Essentially, this is exactly what Xioami has done with MIUI. They took the Apache licensed Android, branched it into their own custom mobile operating system, and decided to keep the source closed. Unfortunately, this is completely allowed with the Apache license.
So what’s the problem? The primary issue is that, while Android itself is licensed under Apache, the Linux kernel which it uses is not. Linux is GPL software, so unless Xioami wants to develop a replacement for the Linux side of Android, they need to make their kernel modifications public. While the kernel modifications are only a small part of the modifications Xioami has done to create MIUI, it does include the low-level work Xioami has done to push things like performance and energy efficiency.

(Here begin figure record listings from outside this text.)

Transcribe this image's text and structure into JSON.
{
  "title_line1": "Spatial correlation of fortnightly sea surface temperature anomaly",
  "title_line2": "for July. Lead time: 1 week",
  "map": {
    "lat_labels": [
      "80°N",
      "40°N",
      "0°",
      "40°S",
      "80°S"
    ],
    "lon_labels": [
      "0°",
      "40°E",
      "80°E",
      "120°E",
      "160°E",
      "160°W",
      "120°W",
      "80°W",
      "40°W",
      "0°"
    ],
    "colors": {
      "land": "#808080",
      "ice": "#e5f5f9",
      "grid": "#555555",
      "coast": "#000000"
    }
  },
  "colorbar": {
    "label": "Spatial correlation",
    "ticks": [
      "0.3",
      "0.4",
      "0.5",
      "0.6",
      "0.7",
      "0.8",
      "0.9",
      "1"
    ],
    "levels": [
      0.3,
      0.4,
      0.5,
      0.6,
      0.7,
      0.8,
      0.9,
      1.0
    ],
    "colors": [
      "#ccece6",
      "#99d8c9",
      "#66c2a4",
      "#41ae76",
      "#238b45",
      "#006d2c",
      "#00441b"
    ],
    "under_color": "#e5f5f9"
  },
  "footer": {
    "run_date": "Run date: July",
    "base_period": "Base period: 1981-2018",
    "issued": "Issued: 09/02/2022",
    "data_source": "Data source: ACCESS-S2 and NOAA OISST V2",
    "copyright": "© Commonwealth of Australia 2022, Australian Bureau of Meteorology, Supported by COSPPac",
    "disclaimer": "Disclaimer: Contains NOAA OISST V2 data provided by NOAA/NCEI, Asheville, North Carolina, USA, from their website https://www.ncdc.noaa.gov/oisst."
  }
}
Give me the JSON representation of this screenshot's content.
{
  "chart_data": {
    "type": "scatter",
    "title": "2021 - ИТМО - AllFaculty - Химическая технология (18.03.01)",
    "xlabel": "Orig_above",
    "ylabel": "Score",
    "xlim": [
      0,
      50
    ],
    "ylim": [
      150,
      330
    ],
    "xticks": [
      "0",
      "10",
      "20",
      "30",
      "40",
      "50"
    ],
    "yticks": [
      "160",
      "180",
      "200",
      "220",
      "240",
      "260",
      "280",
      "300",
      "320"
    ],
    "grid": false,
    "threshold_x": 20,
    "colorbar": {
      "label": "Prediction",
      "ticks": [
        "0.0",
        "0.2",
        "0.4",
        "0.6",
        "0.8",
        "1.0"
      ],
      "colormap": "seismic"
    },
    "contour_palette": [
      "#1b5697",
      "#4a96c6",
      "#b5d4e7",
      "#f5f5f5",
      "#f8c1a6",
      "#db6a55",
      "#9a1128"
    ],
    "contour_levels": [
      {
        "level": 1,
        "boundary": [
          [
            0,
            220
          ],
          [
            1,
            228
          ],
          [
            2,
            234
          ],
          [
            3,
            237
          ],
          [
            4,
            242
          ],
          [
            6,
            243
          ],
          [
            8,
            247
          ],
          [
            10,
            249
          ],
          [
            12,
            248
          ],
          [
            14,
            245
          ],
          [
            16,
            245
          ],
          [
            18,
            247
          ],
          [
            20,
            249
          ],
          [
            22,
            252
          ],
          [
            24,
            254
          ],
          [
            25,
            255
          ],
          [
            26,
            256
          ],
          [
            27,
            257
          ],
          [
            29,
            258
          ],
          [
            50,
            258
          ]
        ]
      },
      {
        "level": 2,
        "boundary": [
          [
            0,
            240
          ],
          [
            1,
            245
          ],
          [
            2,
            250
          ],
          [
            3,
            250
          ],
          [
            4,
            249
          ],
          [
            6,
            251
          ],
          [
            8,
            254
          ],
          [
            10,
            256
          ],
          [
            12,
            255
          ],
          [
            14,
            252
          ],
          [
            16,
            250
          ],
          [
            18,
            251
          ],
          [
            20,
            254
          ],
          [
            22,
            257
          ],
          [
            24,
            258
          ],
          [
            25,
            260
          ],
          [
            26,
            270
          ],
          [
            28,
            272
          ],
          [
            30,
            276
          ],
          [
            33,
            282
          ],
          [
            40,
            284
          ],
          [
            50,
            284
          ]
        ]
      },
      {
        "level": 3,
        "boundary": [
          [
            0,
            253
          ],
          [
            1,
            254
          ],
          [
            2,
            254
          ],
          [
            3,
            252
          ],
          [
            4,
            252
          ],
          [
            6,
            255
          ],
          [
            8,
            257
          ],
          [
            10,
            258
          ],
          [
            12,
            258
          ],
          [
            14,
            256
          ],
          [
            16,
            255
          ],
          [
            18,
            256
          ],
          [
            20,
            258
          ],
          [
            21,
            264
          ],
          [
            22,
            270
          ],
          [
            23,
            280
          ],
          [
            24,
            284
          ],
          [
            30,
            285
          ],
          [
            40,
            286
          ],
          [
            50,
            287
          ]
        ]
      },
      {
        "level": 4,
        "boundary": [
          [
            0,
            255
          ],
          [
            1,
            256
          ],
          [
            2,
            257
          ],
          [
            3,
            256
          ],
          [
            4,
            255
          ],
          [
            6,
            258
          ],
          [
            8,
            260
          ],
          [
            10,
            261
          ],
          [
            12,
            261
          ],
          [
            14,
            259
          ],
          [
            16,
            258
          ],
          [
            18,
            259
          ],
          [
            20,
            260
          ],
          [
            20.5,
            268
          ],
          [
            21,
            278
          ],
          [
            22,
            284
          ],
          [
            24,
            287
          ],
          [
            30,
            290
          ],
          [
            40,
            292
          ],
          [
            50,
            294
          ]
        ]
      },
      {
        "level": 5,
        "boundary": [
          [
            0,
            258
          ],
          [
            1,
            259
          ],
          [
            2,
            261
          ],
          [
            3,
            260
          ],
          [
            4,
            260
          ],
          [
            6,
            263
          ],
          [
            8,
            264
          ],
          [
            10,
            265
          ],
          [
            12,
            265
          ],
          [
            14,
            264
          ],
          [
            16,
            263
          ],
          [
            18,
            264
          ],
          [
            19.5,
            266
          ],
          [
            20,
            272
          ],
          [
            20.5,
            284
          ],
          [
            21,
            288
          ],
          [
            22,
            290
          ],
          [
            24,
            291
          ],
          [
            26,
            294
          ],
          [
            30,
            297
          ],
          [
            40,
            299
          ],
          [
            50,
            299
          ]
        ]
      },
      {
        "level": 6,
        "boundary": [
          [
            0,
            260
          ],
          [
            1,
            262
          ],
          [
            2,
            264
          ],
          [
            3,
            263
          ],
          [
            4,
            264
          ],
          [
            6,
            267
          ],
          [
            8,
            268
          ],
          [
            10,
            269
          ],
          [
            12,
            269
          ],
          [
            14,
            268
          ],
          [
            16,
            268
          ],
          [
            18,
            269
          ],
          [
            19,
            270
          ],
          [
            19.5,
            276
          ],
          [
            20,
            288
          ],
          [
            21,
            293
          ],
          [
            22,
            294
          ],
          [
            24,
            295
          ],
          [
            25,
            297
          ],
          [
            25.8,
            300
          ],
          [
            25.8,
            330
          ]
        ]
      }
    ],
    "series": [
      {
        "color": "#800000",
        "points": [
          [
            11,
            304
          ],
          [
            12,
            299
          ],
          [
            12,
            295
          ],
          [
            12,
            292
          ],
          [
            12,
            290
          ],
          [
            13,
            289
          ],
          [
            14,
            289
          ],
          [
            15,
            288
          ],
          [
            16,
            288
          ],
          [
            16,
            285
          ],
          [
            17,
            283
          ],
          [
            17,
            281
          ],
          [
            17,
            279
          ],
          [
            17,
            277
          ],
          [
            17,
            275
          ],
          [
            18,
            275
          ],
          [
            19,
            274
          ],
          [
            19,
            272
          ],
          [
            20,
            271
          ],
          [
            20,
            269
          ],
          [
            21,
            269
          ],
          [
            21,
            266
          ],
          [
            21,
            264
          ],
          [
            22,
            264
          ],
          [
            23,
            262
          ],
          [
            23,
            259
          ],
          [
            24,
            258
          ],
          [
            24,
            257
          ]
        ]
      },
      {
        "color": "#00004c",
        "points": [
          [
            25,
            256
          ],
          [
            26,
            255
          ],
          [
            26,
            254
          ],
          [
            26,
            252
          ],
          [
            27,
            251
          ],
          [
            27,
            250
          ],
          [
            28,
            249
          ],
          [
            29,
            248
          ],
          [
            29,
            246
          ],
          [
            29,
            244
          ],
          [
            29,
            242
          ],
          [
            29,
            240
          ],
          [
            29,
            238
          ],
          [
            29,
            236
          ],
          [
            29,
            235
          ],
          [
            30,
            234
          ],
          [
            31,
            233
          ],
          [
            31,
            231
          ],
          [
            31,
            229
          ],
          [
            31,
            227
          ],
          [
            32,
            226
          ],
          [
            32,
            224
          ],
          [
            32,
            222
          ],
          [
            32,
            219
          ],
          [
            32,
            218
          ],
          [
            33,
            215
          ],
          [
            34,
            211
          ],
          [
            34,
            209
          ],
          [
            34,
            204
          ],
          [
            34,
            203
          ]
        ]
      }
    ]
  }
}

The petition, currently hosted on the aptly named OpenMIUI.com, is pretty straightforward:
Show your support for the project by signing our petition against Xiaomi for ignoring GPL licensing Kernel and also other elements of MIUI.
Users are then asked for their email address, name, and an optional comment which they want to leave. Once signed up, you’ll be added to a mailing list which will (hopefully) communicate some good news in the future as to OpenMIUI’s progress with the petition.
While this author has never had much faith in online petitions, it’s a good first step in getting the community at large to recognize that Xiaomi hasn’t been playing by the rules with their development of MIUI. With a little luck, it might just get the ball rolling in the right direction.